Research talk:Automated classification of article importance/Work log/2017-03-29

From Meta, a Wikimedia project coordination wiki

Wednesday, March 29, 2017[edit]

Today I plan to finish writing the script to process Wikidata information about Low-importance WPMED articles, and prep for tomorrow's Research Group meeting by wrapping up the documentation of the classifier results.

Categorizing WPMED articles[edit]

From our conversation with WPMED members we have learned that certain categories of articles default to Low-importance. It would therefore be useful if we can filter those out, either by giving them a specific label in the dataset, or by removing them from the dataset altogether. The question is whether we should use Wikipedia's own category structure for this, look into Wikidata, or perhaps look elsewhere. Given that Wikipedia's category structure is rather messy and it is not straightforward to move from a specific concept (e.g. how do you go from Alexander Fleming's category "People from East Ayrshire" to "People"?), we first seek more general strategies.

Wikidata[edit]

A lot of the articles in WPMED might have Wikidata items for them, which again might have properties that we can exploit. We will therefore start there.

I wrote a Python script that grabs the Wikidata identifier for any article in a given category, and then looks to see if the Wikidata item has the "instance of" property (P31 to be exact). I've then used this script to process articles from all four WPMED importance categories, and can start generating some statistics.

Articles without a Wikidata item[edit]

There are only 69 articles without a Wikidata item, or 0.23% of all articles in my dataset.

Articles without "instance of"[edit]

There are 15,959 articles that do not have the "instance of" property, accounting for 54.4% of our dataset. Since most of WPMED are Low-importance articles it could mean that "instance of" is not solving our problem of categorizing Low-importance articles.

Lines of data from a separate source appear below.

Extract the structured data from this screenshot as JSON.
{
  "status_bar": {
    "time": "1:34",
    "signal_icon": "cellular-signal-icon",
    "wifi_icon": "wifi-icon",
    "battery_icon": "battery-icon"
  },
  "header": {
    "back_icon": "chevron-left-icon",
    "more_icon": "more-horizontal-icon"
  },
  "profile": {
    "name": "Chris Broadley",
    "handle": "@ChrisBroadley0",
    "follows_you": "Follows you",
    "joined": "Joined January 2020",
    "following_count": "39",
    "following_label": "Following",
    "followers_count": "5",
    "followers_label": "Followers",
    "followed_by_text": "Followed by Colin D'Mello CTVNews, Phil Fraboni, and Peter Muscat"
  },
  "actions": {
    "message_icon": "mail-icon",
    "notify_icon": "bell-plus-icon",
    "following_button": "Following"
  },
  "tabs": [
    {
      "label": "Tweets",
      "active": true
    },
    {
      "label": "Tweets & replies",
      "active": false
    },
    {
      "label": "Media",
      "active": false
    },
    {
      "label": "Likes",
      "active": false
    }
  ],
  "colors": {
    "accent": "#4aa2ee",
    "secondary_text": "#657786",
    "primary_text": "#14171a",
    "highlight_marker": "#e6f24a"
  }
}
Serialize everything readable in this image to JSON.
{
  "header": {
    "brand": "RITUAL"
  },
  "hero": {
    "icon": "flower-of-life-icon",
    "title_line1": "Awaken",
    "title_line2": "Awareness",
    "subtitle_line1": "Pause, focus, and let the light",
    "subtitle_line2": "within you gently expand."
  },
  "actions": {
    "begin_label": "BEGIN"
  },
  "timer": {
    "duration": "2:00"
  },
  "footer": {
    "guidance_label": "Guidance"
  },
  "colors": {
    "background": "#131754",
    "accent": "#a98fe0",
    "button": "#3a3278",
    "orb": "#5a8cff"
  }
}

Most frequent instances[edit]

We split this up by rating, looking first at Top-importance articles. There are 15 different instances, but only two (13.3%) that occur more than once. Two articles are an instance of "physiological condition", while 54 articles are an instance of "disease".

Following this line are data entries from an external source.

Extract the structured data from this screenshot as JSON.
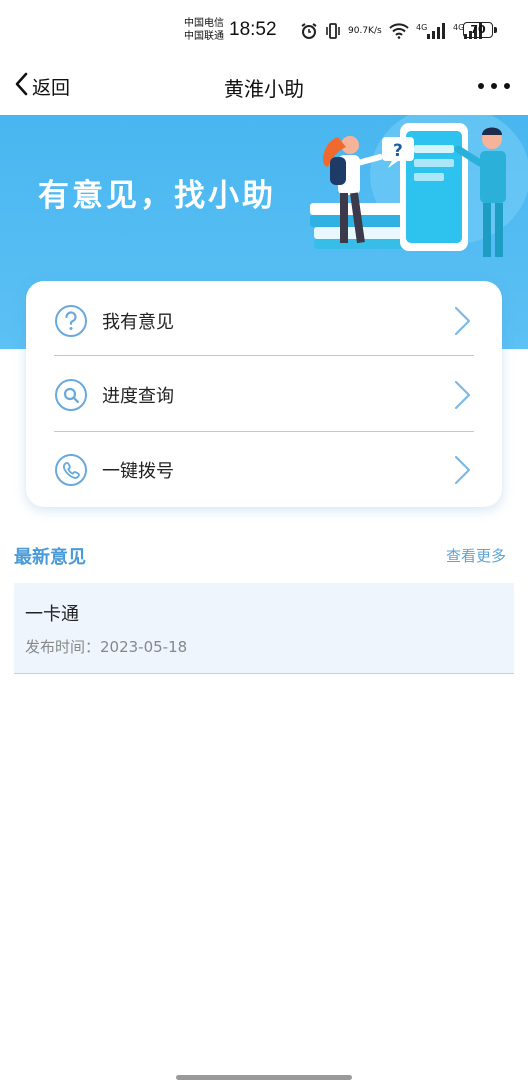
{
  "status_bar": {
    "carrier_1": "中国电信",
    "carrier_2": "中国联通",
    "time": "18:52",
    "net_speed_value": "90.7",
    "net_speed_unit": "K/s",
    "signal_1_label": "4G",
    "signal_2_label": "4G",
    "battery": "70"
  },
  "nav": {
    "back_label": "返回",
    "title": "黄淮小助"
  },
  "banner": {
    "slogan": "有意见，找小助",
    "bubble_mark": "?"
  },
  "menu": [
    {
      "label": "我有意见",
      "icon": "question-icon"
    },
    {
      "label": "进度查询",
      "icon": "search-icon"
    },
    {
      "label": "一键拨号",
      "icon": "phone-icon"
    }
  ],
  "latest": {
    "title": "最新意见",
    "more_label": "查看更多",
    "items": [
      {
        "title": "一卡通",
        "meta": "发布时间：2023-05-18"
      }
    ]
  },
  "colors": {
    "banner": "#4fb9f1",
    "accent": "#4a9bd8",
    "item_bg": "#eef5fd"
  }
}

For High-importance articles there are 105 different instances in use, but only 28 (26.7%) of them occur more than once. There's a significant jump in the dataset, the seventh most frequent is used 8 times, while the sixth is used 20 times. Again "disease" is the most frequent one, way ahead of everything else. In descending order the most frequent ones are: disease (240), chemical compound (47), pharmaceutical drug (45), medical specialty (23), Wikimedia list article (20), taxon (20).

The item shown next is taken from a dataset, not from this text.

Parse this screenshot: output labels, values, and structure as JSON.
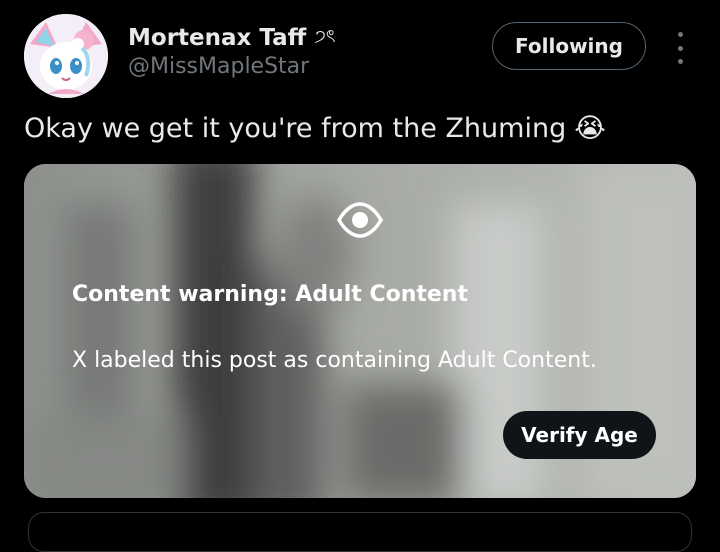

For Mid-importance articles there are 321 different instances in use, but 104 (32.4%) are only used once. We have again a huge increase in usage for the top 15, with a particular jump for the top 5 (the sixth is half as common as the fifth). The top five are: disease (1,676), chemical compound (491), pharmaceutical drug (490), Wikimedia list article (180), and taxon (108).

There are 664 different instances in use for Low-importance articles, of which 390 (58.7%) are used once. We can again see a break in the data for the more frequently used instances. The top 10 are (in descending order): human (3,789), disease (1,376), organization (672), chemical compound (523), scientific journal (411), business enterprise (257), taxon (180), Wikimedia list article (164), medical school (132), pharmaceutical drug (118).

I'll investigate the less frequently used ones as well, but based on this it seems that we can correctly label at least 5,441 articles as Low-importance. That's 18.56% of the entire WPMED dataset we've used previously. Sounds like a good start!